Il n’y a pas que dans les dictatures exotiques que la vérité historique se plie à celle du régime.
La tentative française de réécrire au feutre rose l’histoire sanglante de la colonisation montre que jouer à cache-cache avec le passé national est une tentation très partagée.
Aux États-Unis, où l’histoire officielle chahute volontiers la réalité des faits (comme le démontre Howard Zinn dans Une histoire populaire des Etats-Unis), les Archives nationales viennent de reclassifier « top secret défense » 40 000 documents datant de la guerre de Corée et de la guerre froide. Parmi ces pièces verrouillées figure notamment une note de la CIA, datée du 12 octobre 1950, dans laquelle elle jugeait « non probable » une intervention de la Chine en Corée. Deux semaines plus tard, le 27 octobre 1950, 300 000 soldats chinois pénétraient en Corée...

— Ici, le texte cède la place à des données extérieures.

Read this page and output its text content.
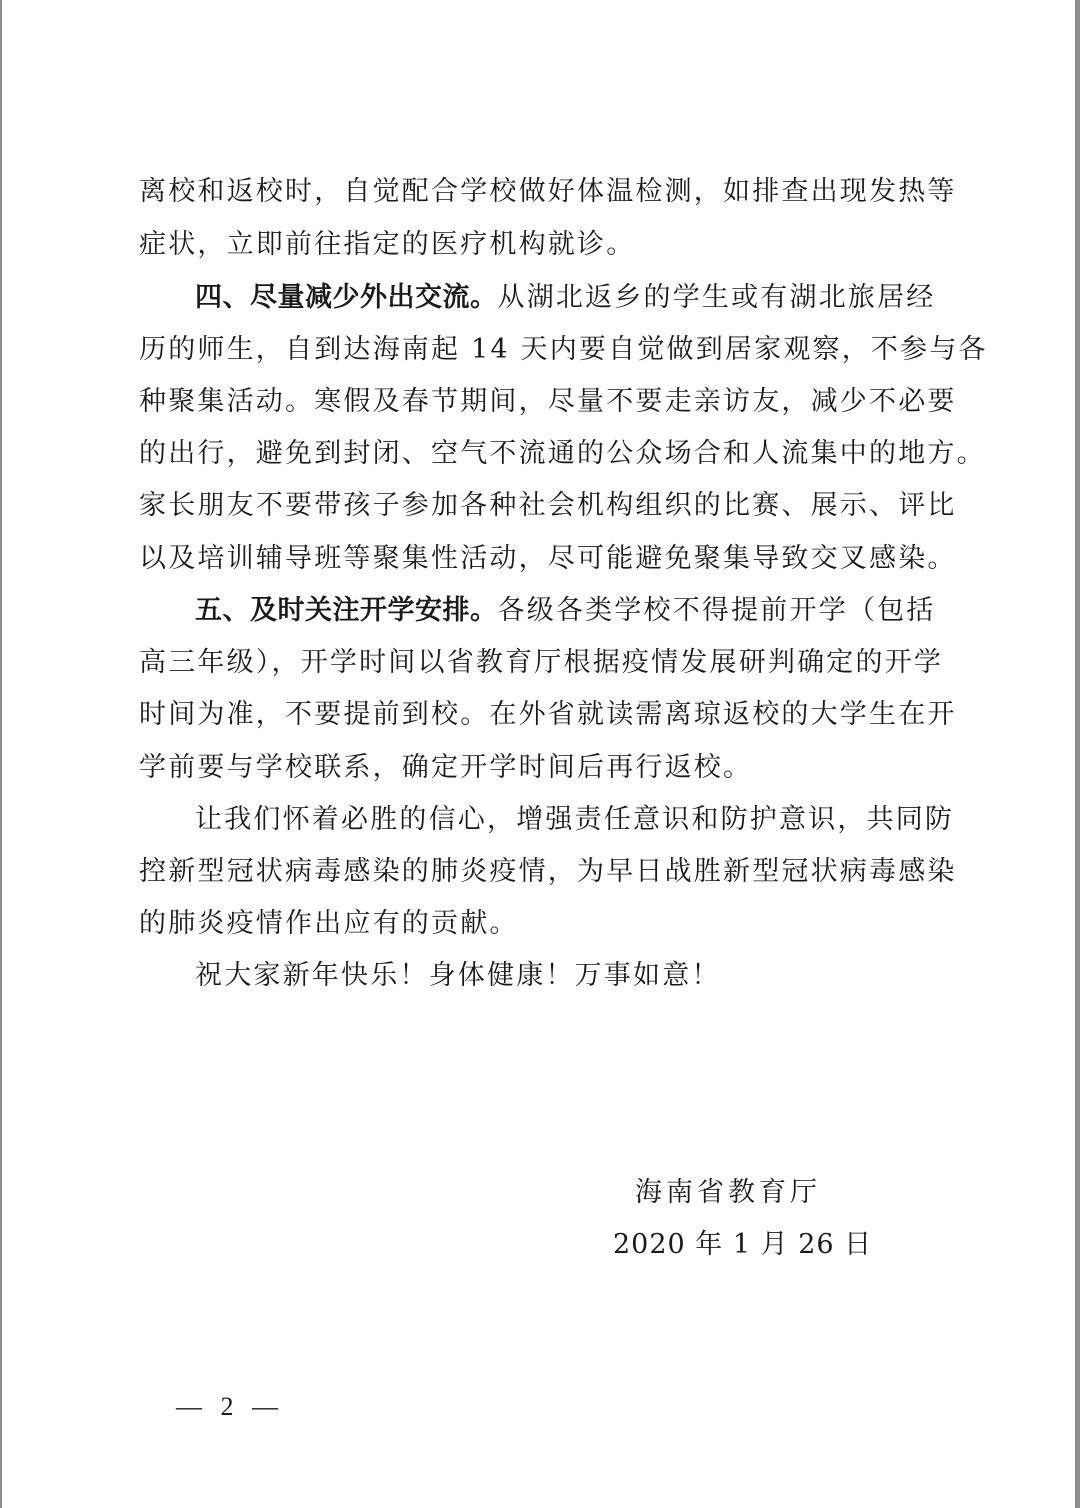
离校和返校时，自觉配合学校做好体温检测，如排查出现发热等
症状，立即前往指定的医疗机构就诊。
四、尽量减少外出交流。从湖北返乡的学生或有湖北旅居经
历的师生，自到达海南起 14 天内要自觉做到居家观察，不参与各
种聚集活动。寒假及春节期间，尽量不要走亲访友，减少不必要
的出行，避免到封闭、空气不流通的公众场合和人流集中的地方。
家长朋友不要带孩子参加各种社会机构组织的比赛、展示、评比
以及培训辅导班等聚集性活动，尽可能避免聚集导致交叉感染。
五、及时关注开学安排。各级各类学校不得提前开学（包括
高三年级），开学时间以省教育厅根据疫情发展研判确定的开学
时间为准，不要提前到校。在外省就读需离琼返校的大学生在开
学前要与学校联系，确定开学时间后再行返校。
让我们怀着必胜的信心，增强责任意识和防护意识，共同防
控新型冠状病毒感染的肺炎疫情，为早日战胜新型冠状病毒感染
的肺炎疫情作出应有的贡献。
祝大家新年快乐！身体健康！万事如意！
海南省教育厅
2020 年 1 月 26 日
— 2 —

À quoi bon laisser les historiens faire de la peine à la CIA, elle qui s’est laissée convaincre par George Bush qu’il y avait des armes de destruction massive en Irak ?
Au Japon, les cachotteries sont encore plus massives. En mars dernier, à l’occasion d’un réexamen annuel des textes scolaires, le ministère de l’Éducation ordonnait la révision des manuels à travers ses lunettes ultra-cocardières, que ce soit sur les querelles territoriales avec la Chine et la Corée-du-Sud, l’esclavage sexuel dans les zones occupées par le Japon durant la Deuxième guerre mondiale ou encore le nombre des victimes civiles et militaires du siège de Nankin en 1937.
L’histoire peut aussi passer à travers le filtre du « politiquement convenable ».
(Ainsi, en avril dernier, le gouvernement québécois épurait les programmes scolaires des collèges pour promouvoir l’enseignement d’une histoire « moins conflictuelle » et « moins politique ». Ce qui promet des conflits tout à fait politiques, surtout avec les historiens qui s’opposent à une vérité romancée.)
Pour les historiens, travailler n’est facile nulle part.